C’est quand l’automne laisse place à l’hiver que l’olivier affiche ses plus belles parures : des fruits bien charnus qui se transforment en une huile des plus gouteuses. Sauf que ce processus produit aussi beaucoup de déchets polluants : les margines et les grignons. Depuis peu, des efforts sont consentis pour valoriser ces déchets afin de leur donner une seconde vie… plus honorable. Reportage transversal au Maroc et en Tunisie.

Maroc : la prise de conscience

Des bassins de séchage pour éviter la catastrophe écologique

Il s’appelle Jamal Ouaamar. Il y a deux ans, cet ancien ouvrier du bâtiment a installé son huilerie au milieu d’une oliveraie dans sa campagne natale près de Zaouiat Cheikh, dans la province de Khenifra. Il s’agit d’une unité traditionnelle dite à trois phases : elle produit de l’huile d’olive, des margines et des grignons. Quelque 11 000 unités comme celle-ci existent au Maroc, contre un peu plus de 10 000 unités modernes et semi-modernes.

Bassin de séchage des margines à Zaouiat Cheikh

Chez Jamal, les fruits sont broyés sous de grandes roues en pierre pour obtenir une pâte. Celle-ci est ensuite placée dans des disques en fibres pour séparer la phase liquide de la phase solide. Le liquide est ensuite filtré : l’huile est emprisonnée dans une cuve tandis que l’eau, appelée margine, finira beaucoup plus loin. À plus de 300 mètres de l’huilerie, un canal déverse cette eau noirâtre dans un bassin recouvert de plastique qui permettra aux margines de sécher pendant 3 mois. « Je n’aurais pas pu travailler sans ce bassin, d’autant plus qu’il y a un barrage pas loin où vivent des poissons, si je déverse les margines dans le lac, cela nuirait à l’environnement » nous explique-t-il.

Jamal Ouamar

Des bûches artificielles à base de noyaux d’olives

La région de Béni Mellal assure presque 20 % de la production nationale d’huile d’olive. En haut des montagnes, dans la commune d’Ait Aatab, se trouve le siège d’un groupement d’intérêts économiques constitué de six coopératives agricoles. Depuis 2017, l’huile d’olive Ait Aatab est une appellation d’origine protégée (AOP).

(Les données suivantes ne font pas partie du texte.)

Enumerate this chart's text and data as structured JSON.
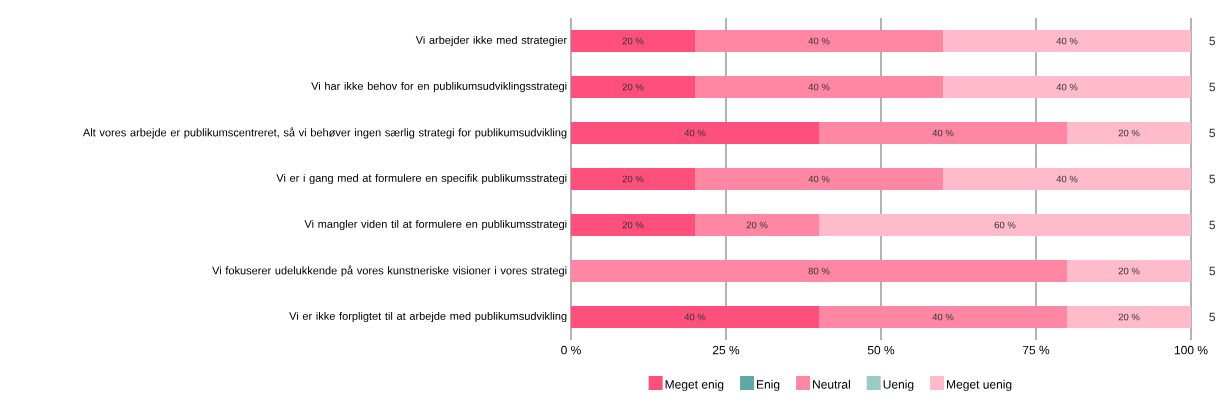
{
  "chart_data": {
    "type": "bar",
    "orientation": "horizontal",
    "stacked": true,
    "categories": [
      "Vi arbejder ikke med strategier",
      "Vi har ikke behov for en publikumsudviklingsstrategi",
      "Alt vores arbejde er publikumscentreret, så vi behøver ingen særlig strategi for publikumsudvikling",
      "Vi er i gang med at formulere en specifik publikumsstrategi",
      "Vi mangler viden til at formulere en publikumsstrategi",
      "Vi fokuserer udelukkende på vores kunstneriske visioner i vores strategi",
      "Vi er ikke forpligtet til at arbejde med publikumsudvikling"
    ],
    "series": [
      {
        "name": "Meget enig",
        "color": "#ff4f7b",
        "values": [
          20,
          20,
          40,
          20,
          20,
          0,
          40
        ],
        "value_labels": [
          "20 %",
          "20 %",
          "40 %",
          "20 %",
          "20 %",
          null,
          "40 %"
        ]
      },
      {
        "name": "Enig",
        "color": "#5fa8a3",
        "values": [
          0,
          0,
          0,
          0,
          0,
          0,
          0
        ],
        "value_labels": [
          null,
          null,
          null,
          null,
          null,
          null,
          null
        ]
      },
      {
        "name": "Neutral",
        "color": "#ff87a3",
        "values": [
          40,
          40,
          40,
          40,
          20,
          80,
          40
        ],
        "value_labels": [
          "40 %",
          "40 %",
          "40 %",
          "40 %",
          "20 %",
          "80 %",
          "40 %"
        ]
      },
      {
        "name": "Uenig",
        "color": "#9ccbc6",
        "values": [
          0,
          0,
          0,
          0,
          0,
          0,
          0
        ],
        "value_labels": [
          null,
          null,
          null,
          null,
          null,
          null,
          null
        ]
      },
      {
        "name": "Meget uenig",
        "color": "#ffbacb",
        "values": [
          40,
          40,
          20,
          40,
          60,
          20,
          20
        ],
        "value_labels": [
          "40 %",
          "40 %",
          "20 %",
          "40 %",
          "60 %",
          "20 %",
          "20 %"
        ]
      }
    ],
    "xlim": [
      0,
      100
    ],
    "xticks": [
      {
        "value": 0,
        "label": "0 %"
      },
      {
        "value": 25,
        "label": "25 %"
      },
      {
        "value": 50,
        "label": "50 %"
      },
      {
        "value": 75,
        "label": "75 %"
      },
      {
        "value": 100,
        "label": "100 %"
      }
    ],
    "grid": "x",
    "legend": "bottom",
    "annotations": [
      "5",
      "5",
      "5",
      "5",
      "5",
      "5",
      "5"
    ]
  }
}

Les 600 agriculteurs membres du groupement utilisent une unité de trituration à la pointe de la technologie et respectueuse de l’environnement, car elle ne produit pas de margines, seulement des grignons d’olives humides, qui seront non pas jetés mais recyclés.

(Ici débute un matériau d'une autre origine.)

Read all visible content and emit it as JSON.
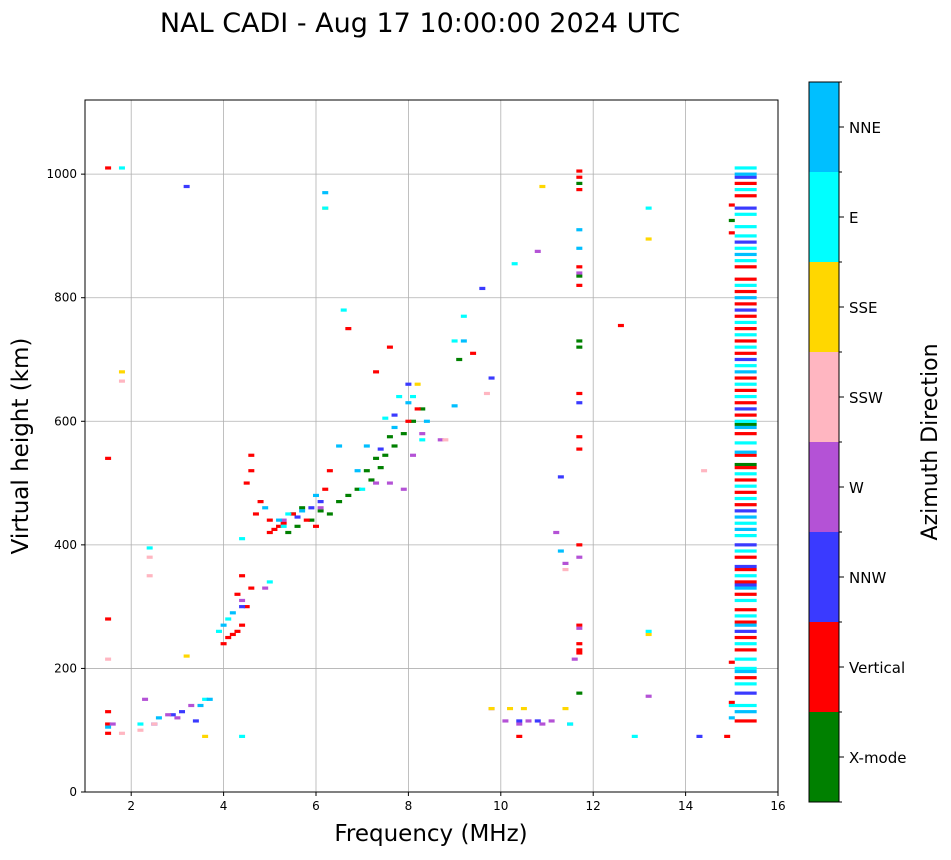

Bassin de séchage de grignons humides dans une unité de trituration moderne à Ait Atab

Après avoir séché à l’air pendant plusieurs mois, les noyaux d’olives sont transformés en buches artificielles dans une petite usine installée sur les lieux. 600 tonnes de ce bois de chauffage artificiel sont produites chaque été. Ces bûches se négocient à 1,20 dirham le kilo, soit à peu près le même prix qu’un bois de chauffage traditionnel. Mais, selon El Houssein Mechach, président du groupement d’intérêt économique Ait Aatab, « un kilo de bûches de noyaux d’olives équivaut à deux kilos de bois traditionnel. C’est pour cela que nous visons, dans une première étape, les écoles. Les enfants comprendront qu’il y a une alternative écologique au bois de chauffage traditionnel ».

El Houssein Mechach

Les grignons d’olives, aliment pour le bétail

La pratique n’est pas nouvelle, mais l’Institut national de recherche agronomique (INRA) de Béni Mellal l’a développée pour la rendre plus rentable. C’est ainsi que des tests ont débuté en laboratoire en 2013. « L’expérience est d’autant plus importante que le prix des matières premières a flambé sur les marchés mondiaux », nous confie Mohammed Benbati, chercheur en production animale à l’INRA.

Mohammed Benbati

Aujourd’hui, trois éleveurs de la région de Beni Mellal ont adopté ce régime dont AlMahjoub Fatin. D’après ses comptes, il réalise des bénéfices importants de l’ordre de 2 dirhams pour chaque kilo de viande produit.

AlMahjoub Fatin

Dans son laboratoire à l’agropole de Béni Mellal, Kawtar El Fazazi, chercheuse en sciences et technologies alimentaires, a évalué la qualité de cette viande après l’abattage. « Nous avons évalué le goût auprès d’un panel de dégustateurs mais aussi l’odeur, la qualité biochimique, et la stabilité après conservation. Cela a donné de très bons résultats », nous dit-elle.

Kawtar El Fazazi

Les margines dans les champs comme fertilisants et désherbants

Le leader national en matière d’oliviers est la région de Fès-Meknès. Sa production d’olives l’année dernière avoisinait les 40 % du total national. Dans cette région agricole par excellence, les recherches se multiplient sur le traitement des margines afin d’en faire un fertilisant bio.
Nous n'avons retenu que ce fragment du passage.